COVID-19 as a starting point for changes

Mariam Gurchiani
CSD INTERNATIONAL
Published in
4 min readApr 8, 2020

Certain societies remain traumatized by various historical events during a particular period of their history.

Usually, a lot of mechanisms (be it the state or any field of art) are involved in the process and focus on making their collective trauma universally shared. However, this time everything is different. For several months now, the COVID-19 is no longer a problem of any particular part of the world, it has spread to all parts of the Earth and became a Global Problem.

It is already clear that the world before the pandemic and the world after the pandemic no longer resemble each other. Reassessing relations of other states with China, changes of political weather, improving remote connection methods is an inevitable change.

The new Coronavirus once again proved that the virtual world can bring many real-life actions of our lives under control. Months later, when the pandemic passes, people’s connection to technology will be much more sophisticated and multifaceted.

At this point in our lives, we are facing a very strange reality. Being in a public area, being close to people or any other kind of gathering is so risky that it is prohibited by law. Of course, the features that are forming now in our minds are just habits, we have become accustomed to such small details as keeping our distance from our familiar ones or keeping a distance when we’re standing with strangers, wash our hands often, etc.

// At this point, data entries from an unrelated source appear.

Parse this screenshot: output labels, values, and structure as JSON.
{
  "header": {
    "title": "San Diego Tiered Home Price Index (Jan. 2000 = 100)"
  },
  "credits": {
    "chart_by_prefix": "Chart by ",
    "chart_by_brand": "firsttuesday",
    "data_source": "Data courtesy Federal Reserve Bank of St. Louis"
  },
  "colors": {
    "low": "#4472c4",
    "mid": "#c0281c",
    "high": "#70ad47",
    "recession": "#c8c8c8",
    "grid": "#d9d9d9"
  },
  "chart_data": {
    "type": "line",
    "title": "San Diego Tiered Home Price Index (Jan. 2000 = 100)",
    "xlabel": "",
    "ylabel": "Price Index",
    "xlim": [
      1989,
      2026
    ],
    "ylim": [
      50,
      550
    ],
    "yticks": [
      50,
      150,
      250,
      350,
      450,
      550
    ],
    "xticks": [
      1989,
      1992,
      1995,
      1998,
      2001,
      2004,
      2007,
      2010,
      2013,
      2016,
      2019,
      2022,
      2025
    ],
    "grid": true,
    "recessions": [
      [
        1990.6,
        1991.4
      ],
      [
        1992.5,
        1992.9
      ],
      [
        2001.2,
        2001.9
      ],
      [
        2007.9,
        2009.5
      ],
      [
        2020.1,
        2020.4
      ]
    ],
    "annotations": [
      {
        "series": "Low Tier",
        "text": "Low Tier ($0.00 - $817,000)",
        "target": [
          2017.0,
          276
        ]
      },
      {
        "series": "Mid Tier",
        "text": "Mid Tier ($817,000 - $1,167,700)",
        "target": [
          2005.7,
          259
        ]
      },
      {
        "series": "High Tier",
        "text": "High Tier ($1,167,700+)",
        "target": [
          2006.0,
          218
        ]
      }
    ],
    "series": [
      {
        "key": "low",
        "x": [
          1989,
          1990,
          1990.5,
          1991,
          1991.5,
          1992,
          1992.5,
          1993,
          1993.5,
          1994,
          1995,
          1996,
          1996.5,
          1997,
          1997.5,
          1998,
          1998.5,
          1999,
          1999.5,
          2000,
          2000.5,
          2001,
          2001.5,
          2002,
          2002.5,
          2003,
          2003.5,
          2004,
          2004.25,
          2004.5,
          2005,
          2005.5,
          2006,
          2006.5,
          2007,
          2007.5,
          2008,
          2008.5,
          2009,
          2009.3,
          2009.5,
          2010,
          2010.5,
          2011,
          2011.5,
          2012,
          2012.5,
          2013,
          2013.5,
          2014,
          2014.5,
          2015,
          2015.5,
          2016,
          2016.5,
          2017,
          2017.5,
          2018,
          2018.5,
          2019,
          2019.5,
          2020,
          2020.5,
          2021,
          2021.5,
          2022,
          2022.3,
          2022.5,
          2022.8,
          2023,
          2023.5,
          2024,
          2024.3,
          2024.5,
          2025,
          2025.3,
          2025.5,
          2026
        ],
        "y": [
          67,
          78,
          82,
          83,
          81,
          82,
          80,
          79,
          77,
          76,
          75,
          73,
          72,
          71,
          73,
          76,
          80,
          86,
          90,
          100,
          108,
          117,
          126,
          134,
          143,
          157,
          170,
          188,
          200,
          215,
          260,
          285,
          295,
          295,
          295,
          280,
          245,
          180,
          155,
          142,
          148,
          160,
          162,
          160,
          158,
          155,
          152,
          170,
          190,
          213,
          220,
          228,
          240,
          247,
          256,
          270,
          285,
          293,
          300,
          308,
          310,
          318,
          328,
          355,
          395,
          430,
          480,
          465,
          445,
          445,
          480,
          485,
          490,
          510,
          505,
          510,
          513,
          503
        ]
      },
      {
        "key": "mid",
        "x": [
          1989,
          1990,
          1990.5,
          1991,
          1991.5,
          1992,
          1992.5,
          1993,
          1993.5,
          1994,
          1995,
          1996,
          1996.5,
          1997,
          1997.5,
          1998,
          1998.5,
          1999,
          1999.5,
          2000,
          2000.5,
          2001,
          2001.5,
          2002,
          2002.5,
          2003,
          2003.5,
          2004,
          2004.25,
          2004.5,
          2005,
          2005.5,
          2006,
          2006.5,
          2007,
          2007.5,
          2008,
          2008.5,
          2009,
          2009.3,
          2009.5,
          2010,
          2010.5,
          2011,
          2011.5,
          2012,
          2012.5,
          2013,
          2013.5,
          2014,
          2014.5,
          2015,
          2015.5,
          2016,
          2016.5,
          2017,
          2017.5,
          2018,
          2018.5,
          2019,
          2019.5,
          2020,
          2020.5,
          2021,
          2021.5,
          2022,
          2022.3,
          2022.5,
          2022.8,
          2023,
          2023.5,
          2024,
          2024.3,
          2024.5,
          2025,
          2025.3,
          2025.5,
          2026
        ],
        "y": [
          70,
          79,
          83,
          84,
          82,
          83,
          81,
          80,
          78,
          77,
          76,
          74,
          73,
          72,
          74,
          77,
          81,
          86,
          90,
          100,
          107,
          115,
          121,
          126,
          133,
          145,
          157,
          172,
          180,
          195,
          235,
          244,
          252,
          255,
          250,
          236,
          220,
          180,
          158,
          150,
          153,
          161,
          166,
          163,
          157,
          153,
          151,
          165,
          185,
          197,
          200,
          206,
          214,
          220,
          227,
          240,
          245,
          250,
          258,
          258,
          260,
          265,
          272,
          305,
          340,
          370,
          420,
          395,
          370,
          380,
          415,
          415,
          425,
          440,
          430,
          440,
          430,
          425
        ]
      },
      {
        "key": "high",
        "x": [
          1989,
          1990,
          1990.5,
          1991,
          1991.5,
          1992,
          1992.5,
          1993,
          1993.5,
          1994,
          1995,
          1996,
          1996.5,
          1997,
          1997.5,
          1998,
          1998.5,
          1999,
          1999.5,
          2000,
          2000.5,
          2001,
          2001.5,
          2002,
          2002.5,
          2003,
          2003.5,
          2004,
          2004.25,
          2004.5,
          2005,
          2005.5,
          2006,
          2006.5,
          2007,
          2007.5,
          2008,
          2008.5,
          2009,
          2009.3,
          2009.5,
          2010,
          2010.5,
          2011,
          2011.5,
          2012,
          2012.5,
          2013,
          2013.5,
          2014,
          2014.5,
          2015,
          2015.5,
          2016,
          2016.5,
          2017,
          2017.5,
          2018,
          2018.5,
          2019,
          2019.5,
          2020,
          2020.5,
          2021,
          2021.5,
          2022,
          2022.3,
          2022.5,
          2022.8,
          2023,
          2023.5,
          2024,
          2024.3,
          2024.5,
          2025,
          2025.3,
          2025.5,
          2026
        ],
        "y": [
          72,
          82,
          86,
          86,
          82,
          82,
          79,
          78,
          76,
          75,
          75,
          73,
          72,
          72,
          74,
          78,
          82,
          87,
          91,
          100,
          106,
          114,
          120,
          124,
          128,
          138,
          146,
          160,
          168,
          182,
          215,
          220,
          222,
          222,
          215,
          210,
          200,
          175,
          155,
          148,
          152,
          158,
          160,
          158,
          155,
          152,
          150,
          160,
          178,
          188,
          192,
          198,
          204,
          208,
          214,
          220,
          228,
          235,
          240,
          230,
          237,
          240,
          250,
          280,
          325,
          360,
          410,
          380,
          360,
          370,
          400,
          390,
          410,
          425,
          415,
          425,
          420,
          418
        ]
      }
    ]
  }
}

For example, today I noticed a child coming out of the building in front of me, who tried to change her walking course when she saw a woman walking in her direction.

We cannot say if all of our newly adapted behavior will become a norm for everyone, but the fact is that a certain part of society will never be the same.

On the one hand, people will appreciate public places. However, I don’t mean just corporate parties and gathering with friends. Imagine, that after all this time you’re able to walk freely on the street, in a shopping mall, or in a park, people around you are laughing and talking loudly - didn’t you smile happily while imagining this picture?!

On the other hand, the question is: will touch become taboo? Will the old ways of greeting cause embarrassment? From now on, instead of asking: “Wouldn’t it be better if we figured it out face to face?”- We might ask: “Is there an important reason why we can’t solve this problem online?”.

However, the good news is that it doesn’t matter if you are an introvert or an extrovert, at the end of this trouble, going out in peace will make you happiest person in any case!

With the development of the world, life is moving at a rapid pace. More and more women are choosing to pursue a career in addition to being housewives; Lots of new professions are emerging to keep pace with modern challenges. When we’re visiting someone, we hear more and more rarely, “enjoy your meal, it’s baked at home!” And if someone really offered us a home-baked cake, we would definitely be thrilled.

Supermodel and philanthropist Natalia Vodianova, cooking with family.

I have subscribed models, designers, actors, singers, freelancers on Instagram, in their stories, all of them are surrounded by family members, have their hands dipped in flour. If not these hard times, it’s possible for some of them to live their lives without touching the dough. Maybe these few months will establish new traditions in families? Maybe someone will start loving cooking?

I read an interesting article about the topic, “World after COVID-19”, where American thinkers try to predict possible changes. Several theses caught my attention.

First: Can these several months give rise to a new type of patriotism in America, that equates the importance of patriotism with the existence of the armed forces?

Since you can’t shoot the virus, healthcare doctors, pharmacists, teachers, police officers, small business owners, and their employees are on the front lines of the war against COVID-19 nowadays.

According to Mark Lawrence, when it’s all over, there is a big possibility that those people will become as respectable as war veterans. He hopes, that ‘’Americans will finally start to understand patriotism more as cultivating the health and life of the community, rather than blowing up someone else’s community’’.

We clap because we care: New Yorkers applaud coronavirus frontline workers

The second opinion that caught my attention belongs to Canadian-American film director Astra Taylor, who thinks that the new Coronavirus has revealed a system malfunction.

Because of the pandemic, the U.S. government has suspended evictions, sheltered homeless people, made paid vacations available to all employees, President Donald Trump frozen student loans.

After these processes, Astra Taylor asks a sharp question: it makes sense that some rules lose their meaning during a crisis, but it still makes us wonder why they are the rules/laws if without them the mechanism still works freely?

In her view, this is an unprecedented opportunity to try and change the laws not temporarily, but forever.